Two things changed in March: the Treasury started spending down its account, while the banking system's capacity to absorb new reserves was reached, or nearly so. In the graph of the Fed's balance sheet above, reserves, the brownish segment in the lower panel, have been close to flat since then, while the Treasury's account, in green, has declined. But assets continue to expand, so liabilities must also.
That expansion has come in the form of secured borrowing at zero interest through the overnight reverse repo (ON RRP) facility, the yellowish segment just below reserves on the Fed's balance sheet. The decision to continue asset purchases, and the Treasury's plans to spend down the TGA, mean that the ON RRP facility will continue to grow for now.
This has put new strains on money markets. This graph shows interest rates for key overnight funding mechanisms.

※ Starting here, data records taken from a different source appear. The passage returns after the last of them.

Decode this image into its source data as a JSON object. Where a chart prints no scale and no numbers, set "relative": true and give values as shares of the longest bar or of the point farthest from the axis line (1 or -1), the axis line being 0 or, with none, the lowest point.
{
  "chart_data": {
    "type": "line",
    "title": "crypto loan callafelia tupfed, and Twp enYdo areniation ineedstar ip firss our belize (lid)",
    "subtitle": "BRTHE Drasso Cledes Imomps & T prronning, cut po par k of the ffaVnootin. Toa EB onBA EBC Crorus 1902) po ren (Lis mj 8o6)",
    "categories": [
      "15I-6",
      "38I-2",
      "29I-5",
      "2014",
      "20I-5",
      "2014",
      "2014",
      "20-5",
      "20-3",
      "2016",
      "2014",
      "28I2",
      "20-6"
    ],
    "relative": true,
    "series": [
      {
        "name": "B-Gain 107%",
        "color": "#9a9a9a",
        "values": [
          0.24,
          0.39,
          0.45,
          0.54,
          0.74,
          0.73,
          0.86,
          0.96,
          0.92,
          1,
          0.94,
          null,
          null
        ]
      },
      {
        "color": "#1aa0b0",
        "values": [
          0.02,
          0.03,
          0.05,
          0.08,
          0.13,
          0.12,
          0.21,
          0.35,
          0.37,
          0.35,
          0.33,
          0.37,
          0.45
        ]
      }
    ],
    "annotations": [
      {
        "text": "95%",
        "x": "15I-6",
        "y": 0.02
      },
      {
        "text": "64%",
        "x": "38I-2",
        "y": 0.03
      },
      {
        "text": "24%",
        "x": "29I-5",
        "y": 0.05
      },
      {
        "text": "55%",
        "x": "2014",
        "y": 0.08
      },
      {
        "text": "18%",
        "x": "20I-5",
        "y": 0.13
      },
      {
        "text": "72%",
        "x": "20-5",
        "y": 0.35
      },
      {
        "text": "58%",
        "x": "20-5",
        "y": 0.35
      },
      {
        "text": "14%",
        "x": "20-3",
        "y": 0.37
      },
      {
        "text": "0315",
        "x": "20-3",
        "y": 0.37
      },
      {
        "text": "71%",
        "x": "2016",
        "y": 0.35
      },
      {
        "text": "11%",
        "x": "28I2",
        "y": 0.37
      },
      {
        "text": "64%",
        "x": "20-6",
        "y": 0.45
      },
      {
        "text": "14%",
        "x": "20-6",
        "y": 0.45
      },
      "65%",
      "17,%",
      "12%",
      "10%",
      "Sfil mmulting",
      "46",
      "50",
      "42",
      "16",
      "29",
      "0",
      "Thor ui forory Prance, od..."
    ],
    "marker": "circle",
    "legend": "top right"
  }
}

These are all overnight rates. Interest on excess reserves is the interest that the Fed pays banks on their deposits. Fed Funds and the overnight bank refinance rate are measures of what banks pay each other for unsecured loans. The secured overnight financing rate and the tri-party general collateral rate are measures of secured repo lending. Although the rates are very low and the spreads are tiny, remember that the daily transaction volume in these markets is more than a trillion dollars. Note that for most of the pandemic, these rates have stayed more or less in order: IOER > FF > OBR > SOFR > TGCR.
But that pattern has broken down since March. The secured measures, SOFR and TGCR, are pressed together at the bottom as the ON RRP facility expands. For money markets, the collapse of spreads at zero is like trying to use a compass while standing on the south pole—every direction is north.
So the Fed agreed to pay five basis points in the ON RRP facility, while raising IOER by the same amount to give some headroom for the other rates—it is taking a few steps off the south pole so that the compass will work again. The Fed's desired outcome of this must be a return of a stable pattern of funding costs, so that it can continue buying securities without breaking money markets.
My take on the Fed meeting
So, the Fed said this week that the Fed Funds rate will start to rise two years from now, and until then asset purchases will continue until conditions improve. This is a dovish policy, massive asset purchases and zero interest for the next two years, that is being read as hawkish because the timing of the first increase in the headline rate has moved up from 2024 to 2023.
While talking about future policy, the Fed is also actually adjusting policy now. It is increasing rates at the very shortest end to make them positive again. This could (wrongly) be interpreted as a hawkish policy because it is an increase in rates.
It would be more accurate, I think, to read it as an indication that the Fed is in fact having to work quite hard to continue to provide accommodation. It can no longer create new reserves for banks, so now it is creating new reserves for money funds, and in order to do so within the existing financial system, it actually has to raise rates so that it can get some traction. That represents a very different worry—and a much more dovish one—than runaway inflation.
I couldn’t follow the statement “the banking system's capacity to absorb new reserves was reached, or nearly so. “. Any chance you’re planning to write a few lines on basel III? (Or why The FED can no longer create new reserves for banks )?